Ad spend diversity means marketers have a plethora of places to reach consumers across geographies and can explore mobile app ads in one country if Instagram is proving too saturated in another.

What it means: The data points to growing regional differences in mobile gaming strategies—while mobile apps rule gaming ad spend in the UK, the EU’s greater diversity around where ad spend goes show how regional advertisers are spreading out across channels.

As publishers focus on monetizing existing users, the industry may see increasing tension between personalization and player fatigue.
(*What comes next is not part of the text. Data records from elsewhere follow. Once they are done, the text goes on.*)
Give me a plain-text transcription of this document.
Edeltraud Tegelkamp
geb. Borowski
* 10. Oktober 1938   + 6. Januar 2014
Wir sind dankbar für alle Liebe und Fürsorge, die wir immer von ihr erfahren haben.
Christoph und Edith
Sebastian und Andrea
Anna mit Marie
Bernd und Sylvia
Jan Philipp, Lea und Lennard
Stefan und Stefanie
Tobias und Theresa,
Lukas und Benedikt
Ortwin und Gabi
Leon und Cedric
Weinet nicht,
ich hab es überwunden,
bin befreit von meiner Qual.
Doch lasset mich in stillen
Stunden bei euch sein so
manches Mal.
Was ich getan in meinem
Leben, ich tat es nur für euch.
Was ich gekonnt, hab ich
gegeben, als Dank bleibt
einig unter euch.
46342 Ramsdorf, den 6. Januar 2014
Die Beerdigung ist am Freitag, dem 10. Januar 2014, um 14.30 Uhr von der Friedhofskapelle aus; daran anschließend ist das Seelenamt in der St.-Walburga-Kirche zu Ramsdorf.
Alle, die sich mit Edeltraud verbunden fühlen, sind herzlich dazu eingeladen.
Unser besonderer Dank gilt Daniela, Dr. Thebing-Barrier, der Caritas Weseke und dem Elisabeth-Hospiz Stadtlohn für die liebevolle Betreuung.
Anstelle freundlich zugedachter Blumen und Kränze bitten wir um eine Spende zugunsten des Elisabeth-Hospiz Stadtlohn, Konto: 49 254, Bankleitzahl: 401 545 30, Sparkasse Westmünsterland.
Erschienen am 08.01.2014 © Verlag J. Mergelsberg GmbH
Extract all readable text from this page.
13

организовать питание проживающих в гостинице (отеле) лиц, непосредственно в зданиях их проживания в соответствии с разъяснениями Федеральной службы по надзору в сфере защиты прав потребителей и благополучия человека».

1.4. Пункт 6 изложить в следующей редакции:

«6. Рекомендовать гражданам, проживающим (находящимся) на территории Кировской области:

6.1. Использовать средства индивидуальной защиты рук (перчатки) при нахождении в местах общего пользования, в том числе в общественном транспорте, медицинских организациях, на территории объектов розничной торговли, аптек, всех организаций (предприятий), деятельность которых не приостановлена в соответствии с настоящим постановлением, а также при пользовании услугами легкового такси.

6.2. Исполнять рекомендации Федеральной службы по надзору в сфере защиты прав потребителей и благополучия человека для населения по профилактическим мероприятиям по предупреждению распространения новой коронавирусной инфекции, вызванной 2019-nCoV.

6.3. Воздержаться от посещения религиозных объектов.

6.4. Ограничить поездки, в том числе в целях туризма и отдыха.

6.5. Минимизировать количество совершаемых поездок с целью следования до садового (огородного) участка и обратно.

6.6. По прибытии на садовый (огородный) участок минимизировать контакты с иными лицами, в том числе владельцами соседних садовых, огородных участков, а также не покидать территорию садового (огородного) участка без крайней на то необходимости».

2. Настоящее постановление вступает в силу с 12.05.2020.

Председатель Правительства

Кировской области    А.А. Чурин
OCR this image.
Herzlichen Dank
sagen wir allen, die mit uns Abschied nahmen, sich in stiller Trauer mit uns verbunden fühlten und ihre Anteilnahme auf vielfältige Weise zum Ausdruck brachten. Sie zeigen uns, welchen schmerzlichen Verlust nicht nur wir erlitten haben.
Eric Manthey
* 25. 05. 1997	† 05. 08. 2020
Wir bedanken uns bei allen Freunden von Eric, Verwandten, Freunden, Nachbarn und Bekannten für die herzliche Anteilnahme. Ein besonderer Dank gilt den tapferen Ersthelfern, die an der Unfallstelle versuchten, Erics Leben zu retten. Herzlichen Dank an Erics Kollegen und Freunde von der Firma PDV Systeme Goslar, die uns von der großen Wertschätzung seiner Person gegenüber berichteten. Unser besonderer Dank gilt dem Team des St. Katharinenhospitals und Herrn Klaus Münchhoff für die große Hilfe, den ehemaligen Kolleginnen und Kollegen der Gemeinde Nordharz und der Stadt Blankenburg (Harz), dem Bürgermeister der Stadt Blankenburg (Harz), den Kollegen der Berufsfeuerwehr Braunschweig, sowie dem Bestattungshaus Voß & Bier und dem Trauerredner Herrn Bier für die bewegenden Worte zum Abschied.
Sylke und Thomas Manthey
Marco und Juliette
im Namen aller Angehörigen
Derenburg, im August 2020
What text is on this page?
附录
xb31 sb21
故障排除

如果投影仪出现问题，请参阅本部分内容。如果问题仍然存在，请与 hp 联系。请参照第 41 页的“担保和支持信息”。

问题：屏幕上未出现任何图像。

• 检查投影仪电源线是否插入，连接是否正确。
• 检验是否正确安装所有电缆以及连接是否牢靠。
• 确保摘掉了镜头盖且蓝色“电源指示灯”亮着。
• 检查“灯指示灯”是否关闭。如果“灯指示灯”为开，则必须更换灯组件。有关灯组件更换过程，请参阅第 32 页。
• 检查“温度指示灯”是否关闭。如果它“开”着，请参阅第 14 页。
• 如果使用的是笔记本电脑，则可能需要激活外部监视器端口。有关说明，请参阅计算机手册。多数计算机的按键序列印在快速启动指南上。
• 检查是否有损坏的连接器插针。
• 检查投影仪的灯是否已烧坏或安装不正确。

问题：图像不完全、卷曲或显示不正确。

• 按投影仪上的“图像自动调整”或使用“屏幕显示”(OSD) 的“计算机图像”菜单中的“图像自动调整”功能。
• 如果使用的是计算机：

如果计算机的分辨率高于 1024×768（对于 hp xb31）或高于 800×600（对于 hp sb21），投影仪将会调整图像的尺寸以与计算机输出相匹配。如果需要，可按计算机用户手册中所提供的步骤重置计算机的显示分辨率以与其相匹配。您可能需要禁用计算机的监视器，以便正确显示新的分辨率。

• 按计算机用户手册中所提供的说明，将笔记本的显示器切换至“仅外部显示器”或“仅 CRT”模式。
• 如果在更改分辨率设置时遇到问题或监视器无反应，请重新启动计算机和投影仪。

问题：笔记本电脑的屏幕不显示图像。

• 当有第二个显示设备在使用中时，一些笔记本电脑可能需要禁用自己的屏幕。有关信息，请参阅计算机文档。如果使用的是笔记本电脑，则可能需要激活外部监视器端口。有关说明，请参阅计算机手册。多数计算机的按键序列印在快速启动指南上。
Aggressive offer strategies, battle passes, and ad load optimization can improve average revenues per user (ARPU) in the short term but risk undermining retention if players experience ad fatigue or perceive monetization as overly intrusive.

Recommendations for marketers: Focus on retention-led user monetization as publishers home in on existing players, analyze regional media strategies, and look into sophisticated player targeting to avoid inundating loyal players with repetitive ads.

  • Align campaigns with games that have strong long-term engagement.
  • Increase personalized offers and behavioral targeting within gaming environments to create opportunities for tailored ad experiences.
  • Target mobile apps with higher IAP rates, as these gamers may be more open to spending on in-app ads or engaging with interactive ads.